Later this month, the United States Supreme Court will hear oral argument in United States v. Windsor, better known as the challenge to the federal Defense of Marriage Act.  SALT members Catherine Smith and Susannah Pollvogt (both of the University of Denver Sturm College of Law) along with Tanya Washington (of Georgia State University College of Law) recently filed an amicus brief in the case, focusing on the effect of DOMA on the rights of children of same-sex couples.

DOMA was enacted in 1996 during the same-sex marriage panic following the Hawai’i Supreme Court’s tentative suggestion that the principle of equal protection of the laws might require states to allow same-sex couples to wed.  In response to this development, Congress rushed to pass legislation with no other purpose than to make certain that, even as states evolved to permit same-sex marriages, the federal government could continue to refuse to recognize these unions.

There are many, many ways to attack the constitutionality of DOMA.  First, it is an unprecedented interference by the federal government in the state-law realm of marriage policy.  Historically, the institution of marriage has been regulated by the states and, barring any unconstitutional regulations (such as laws prohibiting interracial marriage), the federal government accepts the definition of marriage that states elect.  Thus, DOMA represents a significant intrusion into states’ autonomy.  Second, DOMA represents unjustified discrimination against homosexuals.  Whatever may be the traditional understanding of marriage, in 2013, there is no rational basis for allowing heterosexual couples to marry while preventing homosexual couples from doing so.  Third, by excluding homosexual couples who are in all other relevant respects similarly situated to heterosexual couples, DOMA impermissibly expresses bare moral disapproval of homosexuals—something the law does not permit.

But there is another, damning critique of DOMA that has received less attention, and that is the focus of the amicus brief we filed today.  The Supreme Court—which has been ambivalent and inconsistent on so many issues of constitutional law—has consistently held that laws may not punish children for the  moral disapproval of the conduct of their parents.  Thus, laws may not prevent non-marital children from receiving benefits upon the death of a parent to express moral disapproval of childbirth out-of-wedlock, or in an effort to “incentivize” adults to marry.  Nor may the laws deny public education to children because their parents are present in the country illegally, or in an effort to stem the tide of illegal immigration.  Nor may a family court take custody of a child away from the mother because society disapproves of the mother’s interracial relationship.
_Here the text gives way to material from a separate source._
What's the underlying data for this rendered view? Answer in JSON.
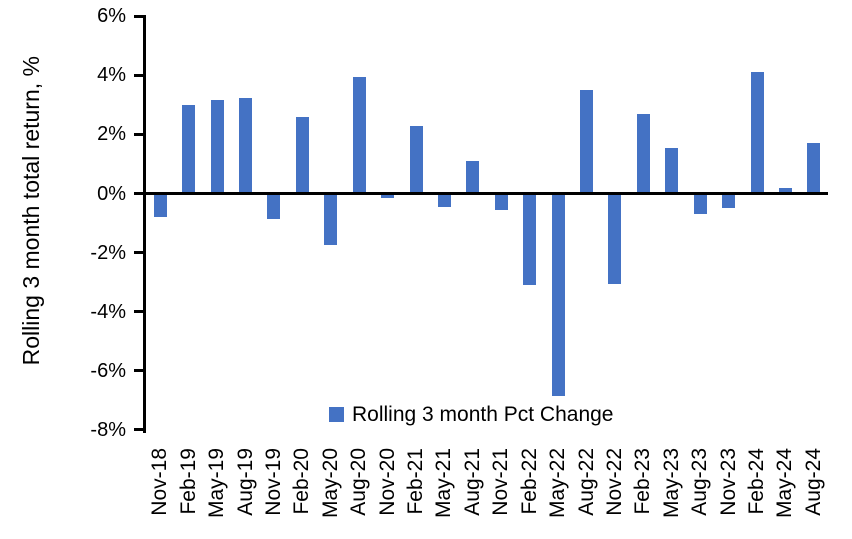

The federal government argues that DOMA is benefits children.  This is an odd reason to give in support of DOMA because DOMA does nothing to enhance the flow of benefits to children; rather, DOMA functions to exclude an entire sub-class of children from this type of support, simply because the children’s parents are of the same sex.

There are many reasons the United States Supreme Court should find DOMA unconstitutional.  Its effect on the children of same-sex couples—both in excluding their families from benefits and in stigmatizing their families as lesser than other families—is perhaps one of the most compelling.